The FIRST STEP Act makes critical sentencing and prison reforms to the federal criminal justice system by focusing on rehabilitating federally incarcerated people and giving them the tools needed to successfully reenter society upon release from prison.
AFP-New Hampshire State Director Greg Moore issued the following statement:
“Senators Shaheen and Hassan helped deliver a great gift for Americans this Christmas season by helping pass the First Step Act. This bipartisan legislation is a welcome change from the cycle of partisan politics and is based on common-sense, evidence-tested measures that will improve public safety and give people a second chance to become contributing members of their communities.
“Not only does shifting towards a smart-on-crime, soft-on-taxpayers approach save money and reduce recidivism, but it reaffirms the principle that our criminal justice system is redemptive and treats every American equally under the law.
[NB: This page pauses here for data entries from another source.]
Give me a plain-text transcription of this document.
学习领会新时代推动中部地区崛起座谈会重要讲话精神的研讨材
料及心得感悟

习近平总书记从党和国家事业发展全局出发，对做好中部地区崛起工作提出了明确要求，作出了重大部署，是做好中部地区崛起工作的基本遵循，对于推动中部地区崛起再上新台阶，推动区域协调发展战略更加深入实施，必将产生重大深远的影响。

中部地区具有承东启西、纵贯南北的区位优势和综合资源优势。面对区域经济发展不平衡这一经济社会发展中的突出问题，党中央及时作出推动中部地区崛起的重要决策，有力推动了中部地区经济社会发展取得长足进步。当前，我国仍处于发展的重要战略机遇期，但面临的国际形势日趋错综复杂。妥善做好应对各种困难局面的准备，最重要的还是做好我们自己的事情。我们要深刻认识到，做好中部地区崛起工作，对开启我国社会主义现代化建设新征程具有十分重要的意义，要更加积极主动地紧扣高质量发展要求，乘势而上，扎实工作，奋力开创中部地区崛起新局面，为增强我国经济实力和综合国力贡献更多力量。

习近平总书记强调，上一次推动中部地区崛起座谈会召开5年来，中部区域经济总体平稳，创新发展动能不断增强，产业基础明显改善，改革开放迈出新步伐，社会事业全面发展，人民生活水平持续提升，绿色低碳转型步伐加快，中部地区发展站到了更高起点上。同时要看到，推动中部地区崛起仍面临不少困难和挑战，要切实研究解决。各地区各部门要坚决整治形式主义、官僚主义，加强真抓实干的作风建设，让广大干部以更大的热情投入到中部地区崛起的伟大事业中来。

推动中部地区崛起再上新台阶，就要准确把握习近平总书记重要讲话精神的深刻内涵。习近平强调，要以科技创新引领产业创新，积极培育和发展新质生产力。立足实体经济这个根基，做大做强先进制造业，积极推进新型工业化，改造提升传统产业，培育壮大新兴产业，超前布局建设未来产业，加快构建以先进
We urge the House to swiftly vote on the First Step Act and send it to the White House for the president’s signature.”
The House of Representatives passed the FIRST STEP Act earlier this year.
Freedom Partners recently released a national poll showing that over 80 percent of voters approve of the FIRST STEP Act.
The FIRST STEP Act requires the Bureau of Prisons (BOP) to place inmates no more than 500 driving miles from home, helping spouses, parents, and children more practically visit their family members behind bars and making it easier for inmates to reintegrate into society upon release.
Fixes a mistake in federal law to ensure that all well-behaved prisoners not serving life sentences can accrue 54 days of “good time credit” off their sentences per year, instead of the 47 per year that 178,000 inmates currently receive.
Directs the BOP to let low-risk low-needs inmates serve home confinement for up to 6 months of the end of their sentences.
Retroactively applies the Fair Sentencing Act of 2010, which reduced the crack-cocaine sentencing disparity from 100:1 to 18:1, to current inmates sentenced before 2010.
Expands eligibility for the federal “safety valve” (18 U.S.C. § 3553(f)) to keep more low-level drug offenders from incurring mandatory minimums meant for high-level drug traffickers, creating more proportional punishments.